No single pattern is a silver bullet.  Instead, it’s the composition of these patterns and practices that help improve distributed team communication and overall effectiveness.

Tools of the Trade
The following are some common tools of the trade:

  • Email.  This is helpful for sharing technical details, state, and general asynchronous communication.
  • Conference calls.  This is important for Monday iterations, daily stand-ups, Show and Tells, and any other team meetings.
  • Microsoft Shared view.  This is helpful for distributed pairing as well as Show and Tells, so that everybody can see a shared desktop.
  • Slides.  Slideware is a great way to share visuals and consolidate key information or to demo ideas and concepts.
  • Mind Maps.   Mind maps are a great way to pair and map out what the team knows about a given topic.  We’ve also found them useful for creating Work Breakdown Structures, as a team.  This way everybody gets to see the big picture  as a simple map.
  • Instant Messenger.  This is especially helpful for simply knowing when people on the team are around and for ad-hoc synch ups.
  • Skype.   This has gradually replaced setting up conference calls.  In fact, we’ve started having better luck with Skype than conference calls in terms of clarity in some cases.
  • Groove.  This has been our simplest way to share files instead of email.  There are some tricks to learn, but we’ve successfully shared projects of with thousands of files and hundreds of MBs.

What about you?  … What have been your best lessons learned when it comes to distributed teamwork?

Comments

  • Anonymous
    November 22, 2009
    The comment has been removed

  • Anonymous
    November 23, 2009
    It perfectly suits our own team - MCS - as are distributed one we do hit exactly the same challenges. Thanks for sharing. I shared it with our team and it already made ripple effect :) LOL!

  • Anonymous
    November 24, 2009
    Nice post. I am just curios about how you are actually making sure everybody around the distributed teams get access to the user stories? Are you using any web based tool? Also, as a matter of fact, can you share one of your example user stories? I would like to see at what level of detail you actually capture the stories when you plan for the sprint.

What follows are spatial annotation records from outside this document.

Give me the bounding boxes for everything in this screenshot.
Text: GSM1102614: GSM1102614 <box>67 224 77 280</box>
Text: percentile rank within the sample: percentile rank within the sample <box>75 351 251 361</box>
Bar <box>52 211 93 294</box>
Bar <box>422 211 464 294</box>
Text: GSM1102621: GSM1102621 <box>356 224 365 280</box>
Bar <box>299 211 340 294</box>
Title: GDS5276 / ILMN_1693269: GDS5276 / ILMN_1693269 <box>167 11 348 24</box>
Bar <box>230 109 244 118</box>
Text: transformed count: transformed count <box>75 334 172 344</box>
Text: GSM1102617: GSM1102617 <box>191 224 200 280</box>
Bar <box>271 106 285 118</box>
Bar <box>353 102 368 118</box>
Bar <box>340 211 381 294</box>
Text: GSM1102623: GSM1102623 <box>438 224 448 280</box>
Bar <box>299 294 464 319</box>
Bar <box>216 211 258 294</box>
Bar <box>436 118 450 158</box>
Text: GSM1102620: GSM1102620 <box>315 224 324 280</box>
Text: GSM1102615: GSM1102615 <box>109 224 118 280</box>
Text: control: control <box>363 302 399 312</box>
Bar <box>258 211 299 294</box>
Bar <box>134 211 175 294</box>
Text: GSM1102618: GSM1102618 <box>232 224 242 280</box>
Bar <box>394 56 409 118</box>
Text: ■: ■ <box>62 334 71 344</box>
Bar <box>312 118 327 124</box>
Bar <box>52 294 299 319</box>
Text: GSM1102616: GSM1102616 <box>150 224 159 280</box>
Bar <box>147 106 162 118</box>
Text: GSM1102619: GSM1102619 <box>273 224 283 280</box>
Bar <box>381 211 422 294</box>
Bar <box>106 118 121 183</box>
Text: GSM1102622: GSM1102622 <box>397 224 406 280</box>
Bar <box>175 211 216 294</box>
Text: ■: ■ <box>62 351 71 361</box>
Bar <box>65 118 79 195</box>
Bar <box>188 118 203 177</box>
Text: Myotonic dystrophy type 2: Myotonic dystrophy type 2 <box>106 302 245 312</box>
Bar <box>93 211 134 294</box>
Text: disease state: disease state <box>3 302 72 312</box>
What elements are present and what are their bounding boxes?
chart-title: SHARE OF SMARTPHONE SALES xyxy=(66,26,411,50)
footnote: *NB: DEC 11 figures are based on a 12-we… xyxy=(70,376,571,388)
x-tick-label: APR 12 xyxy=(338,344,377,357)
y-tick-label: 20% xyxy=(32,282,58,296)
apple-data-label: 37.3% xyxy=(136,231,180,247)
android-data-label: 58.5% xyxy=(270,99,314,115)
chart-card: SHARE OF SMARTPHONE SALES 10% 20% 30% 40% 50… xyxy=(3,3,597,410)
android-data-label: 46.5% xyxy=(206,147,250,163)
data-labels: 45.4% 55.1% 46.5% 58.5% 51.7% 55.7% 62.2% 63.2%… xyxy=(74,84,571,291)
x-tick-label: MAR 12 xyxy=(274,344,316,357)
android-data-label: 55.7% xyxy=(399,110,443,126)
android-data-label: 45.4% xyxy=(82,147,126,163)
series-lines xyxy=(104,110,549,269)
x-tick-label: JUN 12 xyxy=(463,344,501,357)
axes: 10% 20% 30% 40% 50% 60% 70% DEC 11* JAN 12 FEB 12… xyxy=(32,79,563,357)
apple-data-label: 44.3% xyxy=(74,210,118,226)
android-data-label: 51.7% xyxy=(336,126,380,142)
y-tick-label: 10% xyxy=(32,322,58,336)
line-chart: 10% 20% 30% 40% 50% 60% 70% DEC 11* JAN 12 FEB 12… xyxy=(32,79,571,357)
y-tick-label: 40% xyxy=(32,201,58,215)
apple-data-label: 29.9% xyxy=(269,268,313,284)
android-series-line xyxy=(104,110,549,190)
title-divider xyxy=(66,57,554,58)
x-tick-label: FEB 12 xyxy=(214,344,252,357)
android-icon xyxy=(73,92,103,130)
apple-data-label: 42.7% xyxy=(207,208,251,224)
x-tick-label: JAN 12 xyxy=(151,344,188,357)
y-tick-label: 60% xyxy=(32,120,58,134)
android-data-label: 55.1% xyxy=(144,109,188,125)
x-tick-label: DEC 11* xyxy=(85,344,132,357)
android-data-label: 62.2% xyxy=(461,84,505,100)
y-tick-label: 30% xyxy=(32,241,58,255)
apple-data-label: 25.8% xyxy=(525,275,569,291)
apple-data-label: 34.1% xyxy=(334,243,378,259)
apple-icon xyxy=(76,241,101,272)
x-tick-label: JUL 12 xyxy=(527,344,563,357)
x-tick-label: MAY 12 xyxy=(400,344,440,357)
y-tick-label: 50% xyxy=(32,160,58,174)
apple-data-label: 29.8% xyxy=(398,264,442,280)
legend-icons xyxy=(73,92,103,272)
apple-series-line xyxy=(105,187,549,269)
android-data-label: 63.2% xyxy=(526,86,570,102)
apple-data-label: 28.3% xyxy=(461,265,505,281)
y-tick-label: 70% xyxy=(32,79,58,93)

Thanks.

  • Anonymous
    November 24, 2009
    @ Hasan Thank you. @ Alik You definitely feel the pain. @ Sohan The simplest way is a tickler list of the stories.  We track the stories in a Wiki (but any shared item will do.) We originally tried pointing a camera at our wall of stories, but it just wasn't as helpful in the long run. We use the tickler list (simple one-liners) of the stories as a backdrop for conversations and elaboration.  The one-liner tickler list helps for tracking and sharing.